Psychologist’s Reply

Your sister is most likely an emotional and verbal bully. Individuals who operate like this place their own immature demands above everyone else and when they don’t get their way through various manipulations, they use verbal and emotional abuse to intimidate, bully, and control others. From your description, she may have modeled the behavior from your father but then added her own special touches. As the family has discovered, her selfishness and immaturity are so intense that she has little or no respect for those around her. Some strategies to deal with this type of behavior:

Don’t take it personally.
This is her strategy for getting her demands. Small children aren’t verbally skilled so they use a temper tantrum. She uses it because it works! Not only does it assure her of getting her way, but it keeps people at a distance when they have demands of her. These “Queens of Drama” make sure that anyone who disagrees with them…or requires anything of them…pays the price. As a result, the family is always “walking on eggshells” around them and treating them special…like a Queen deserves! Her approach is not directed at you and she is not belittling you — she belittles everyone as a behavior.
Don’t tolerate the behavior.
When she begins her tantrums, say something like “We’re getting to the yelling and screaming part of the discussion, so nothing else needs to be said.” Say goodbye and hang up. If it happens in a room…just walk out. Your behavior will send a signal to her that the only way to talk to you is with a civil tongue and with respect. Keep in mind: you are not morally or ethically obligated to listen to her opinion or tantrum. You are required to hang up, just as though you were getting an inappropriate phone call. Assure family members that they also have the option of not tolerating the behavior.
Don’t ask for an apology.
She exhibits a tremendous sense of entitlement and feels totally justified in her tantrums. Asking for an apology only plays into her games as she can then whine to other family members that you are treating her badly. She will then enlist the support of your mother, father, siblings, pastor, employer, etc. to put pressure on you to forgive her. Remember that Queens of Drama must always be the center of attention. She will use your demands as a reason for additional attention. Your strategy should be similar to handling a four-year-old child’s temper tantrum: you don’t meet their demands, don’t discuss your reasoning, make your position firm, and don’t modify your position or apologize for being a responsible adult.
Push her out to an emotionally safe distance.
Selfish and immature individuals have no concern how they emotionally upset and even damage those around them. You can’t afford that. Don’t call frequently and when she calls, drop your level of conversation to the “grocery store talk” — “Well, spring is on the way” or small-talk. Nothing personal — just information you would tell someone at the grocery store.
Don’t be concerned that she is upset.
In truth, she lives this way. Allow her to be angry with you and pout. Allow her to not call for weeks…she actually feels entitled to punish you by pouting for disagreeing with her. It’s called “logical consequences”, allowing her to experience the misery of her behavior without someone trying to apologize and fix it for her. If someone refuses to take an umbrella with them — allowing them to get soaking wet makes them think twice the next time.

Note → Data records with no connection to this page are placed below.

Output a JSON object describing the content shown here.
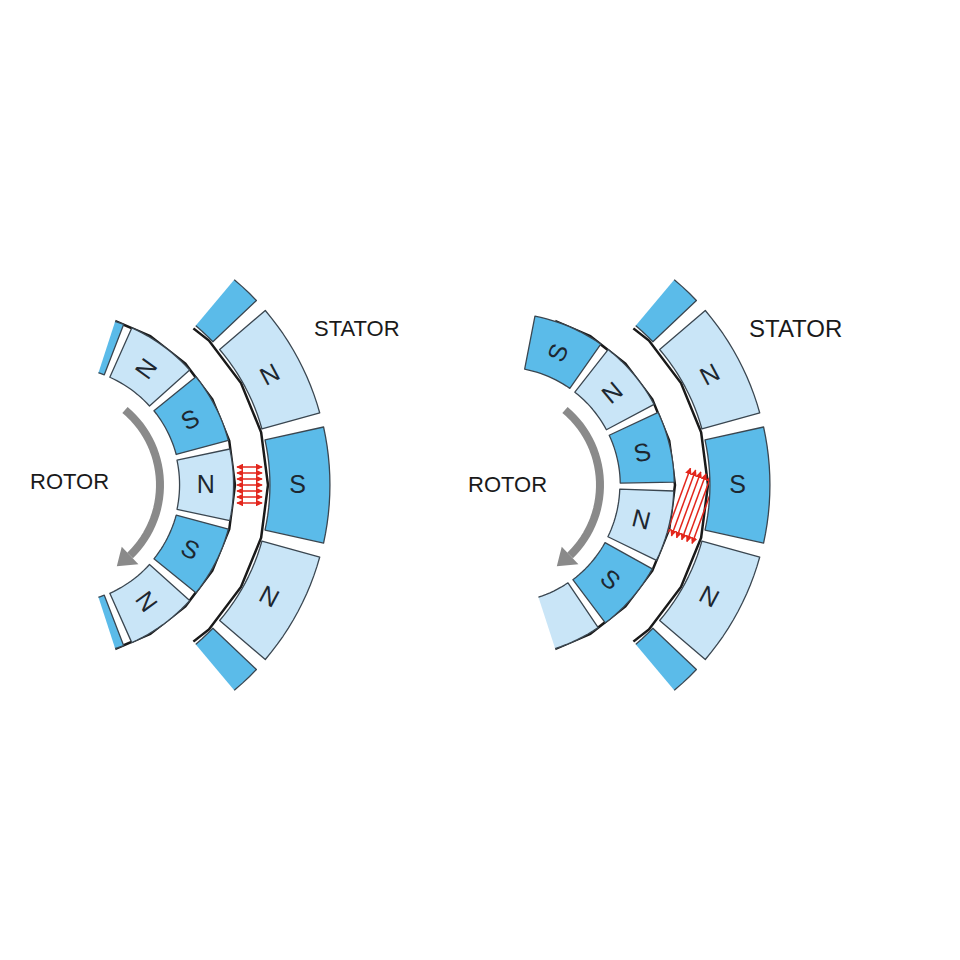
{
  "diagram": {
    "nodes": [
      {
        "text": [
          "N"
        ]
      },
      {
        "text": [
          "S"
        ]
      },
      {
        "text": [
          "N"
        ]
      },
      {
        "text": [
          "S"
        ]
      },
      {
        "text": [
          "N"
        ]
      },
      {
        "text": [
          "N"
        ]
      },
      {
        "text": [
          "S"
        ]
      },
      {
        "text": [
          "N"
        ]
      },
      {
        "text": [
          "S"
        ]
      },
      {
        "text": [
          "N"
        ]
      },
      {
        "text": [
          "S"
        ]
      },
      {
        "text": [
          "N"
        ]
      },
      {
        "text": [
          "S"
        ]
      },
      {
        "text": [
          "N"
        ]
      },
      {
        "text": [
          "S"
        ]
      },
      {
        "text": [
          "N"
        ]
      }
    ],
    "edges": [
      {
        "from": 2,
        "to": 6,
        "arrow": "both"
      },
      {
        "from": 11,
        "to": 14,
        "arrow": "both"
      }
    ],
    "labels": [
      "STATOR",
      "ROTOR",
      "STATOR",
      "ROTOR"
    ]
  }
}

Your sister will notice that her normal controlling strategy (temper tantrums, yelling, belittling, etc.) no longer works. She will then be forced to change her behavior to keep you as a member of the Queen’s Court. Accept only behaviors and approaches that are emotionally and socially healthy. Remember that she needs people to pay attention to her more than you need someone yelling and screaming at you.

As time passes, even if she settles down, keep the same strategy. If she flares up and starts to bully again, remind her that you will not tolerate being abused, then keep your distance.

People work successfully with violent, bullying, screaming, belittling, and immature folks everyday. If we work with the general public, we meet them. Use that same strategy of remaining professional, emotionally detached, and recognizing that the problem rests with her, not you or your family. Your obligation is to protect yourself and your family from her abusive behavior.